Pure haploinsufficiency for Dravet syndrome Na V 1.1 ( SCN1A ) sodium channel truncating mutations

Summary Purpose:  Dravet syndrome (DS), a devastating epileptic encephalopathy, is mostly caused by mutations of the SCN1A gene, coding for the voltage‐gated Na + channel Na V 1.1 α subunit. About 50% of SCN1A DS mutations truncate Na V 1.1, possibly causing complete loss of its function. However, it has not been investigated yet if Na V 1.1 truncated mutants are dominant negative, if they impair expression or function of wild‐type channels, as it has been shown for truncated mutants of other proteins (e.g., Ca V channels). We studied the effect of two DS truncated Na V 1.1 mutants, R222* and R1234*, on coexpressed wild‐type Na + channels. Methods:  We engineered R222* or R1234* in the human cDNA of Na V 1.1 (hNa V 1.1) and studied their effect on coexpressed wild‐type hNa V 1.1, hNa V 1.2 or hNa V 1.3 cotransfecting tsA‐201 cells, and on hNa V 1.6 transfecting an human embryonic kidney (HEK) cell line stably expressing this channel. We also studied hippocampal neurons dissociated from Na V 1.1 knockout (KO) mice, an animal model of DS expressing a truncated Na V 1.1 channel. Key Findings:  We found no modifications of current amplitude coexpressing the truncated mutants with hNa V 1.1, hNa V 1.2, or hNa V 1.3, but a 30% reduction coexpressing them with hNa V 1.6. However, we showed that also coexpression of functional full‐length hNa V 1.1 caused a similar reduction.
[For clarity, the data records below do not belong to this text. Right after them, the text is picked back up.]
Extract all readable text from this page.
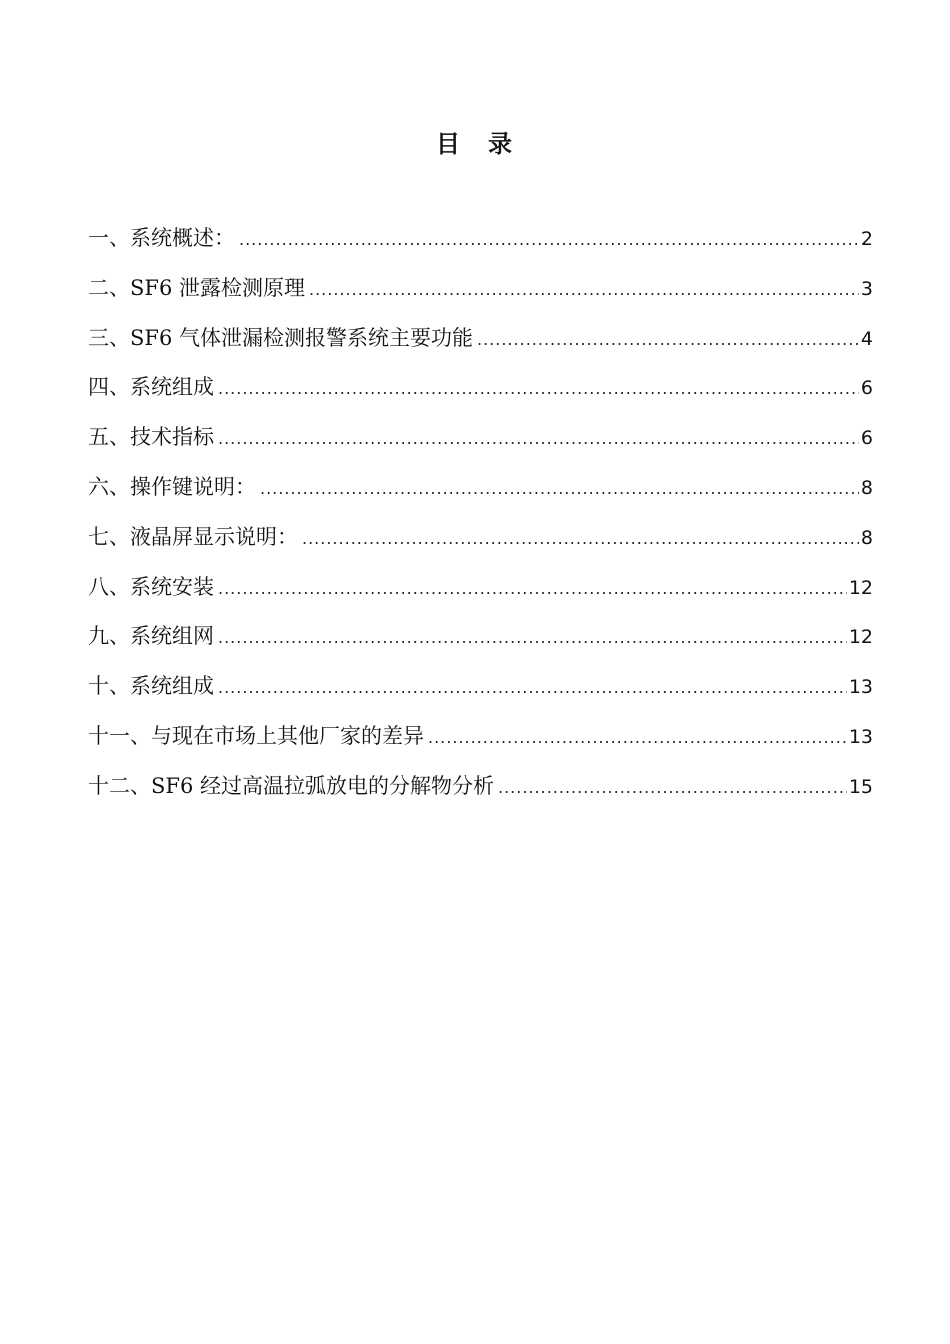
目　录
一、系统概述： .....	2
二、SF6 泄露检测原理 .....	3
三、SF6 气体泄漏检测报警系统主要功能 .....	4
四、系统组成 .....	6
五、技术指标 .....	6
六、操作键说明： .....	8
七、液晶屏显示说明： .....	8
八、系统安装 .....	12
九、系统组网 .....	12
十、系统组成 .....	13
十一、与现在市场上其他厂家的差异 .....	13
十二、SF6 经过高温拉弧放电的分解物分析 .....	15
Therefore, this effect should not be involved in the pathomechanism of DS. Some gating properties of hNa V 1.1, hNa V 1.3, and hNa V 1.6 were modified, but recordings of hippocampal neurons dissociated from Na V 1.1 KO mice did not show any significant modifications of these properties. Therefore, Na V 1.1 truncated mutants are not dominant negative, consistent with haploinsufficiency as the cause of DS. Significance:  We have better clarified the pathomechanism of DS, pointed out an important difference between pathogenic truncated Ca V 2.1 mutants and hNa V 1.1 ones, and shown that hNa V 1.6 expression can be reduced in physiologic conditions by coexpression of hNa V 1.1. Moreover, our data may provide useful information for the development of therapeutic approaches.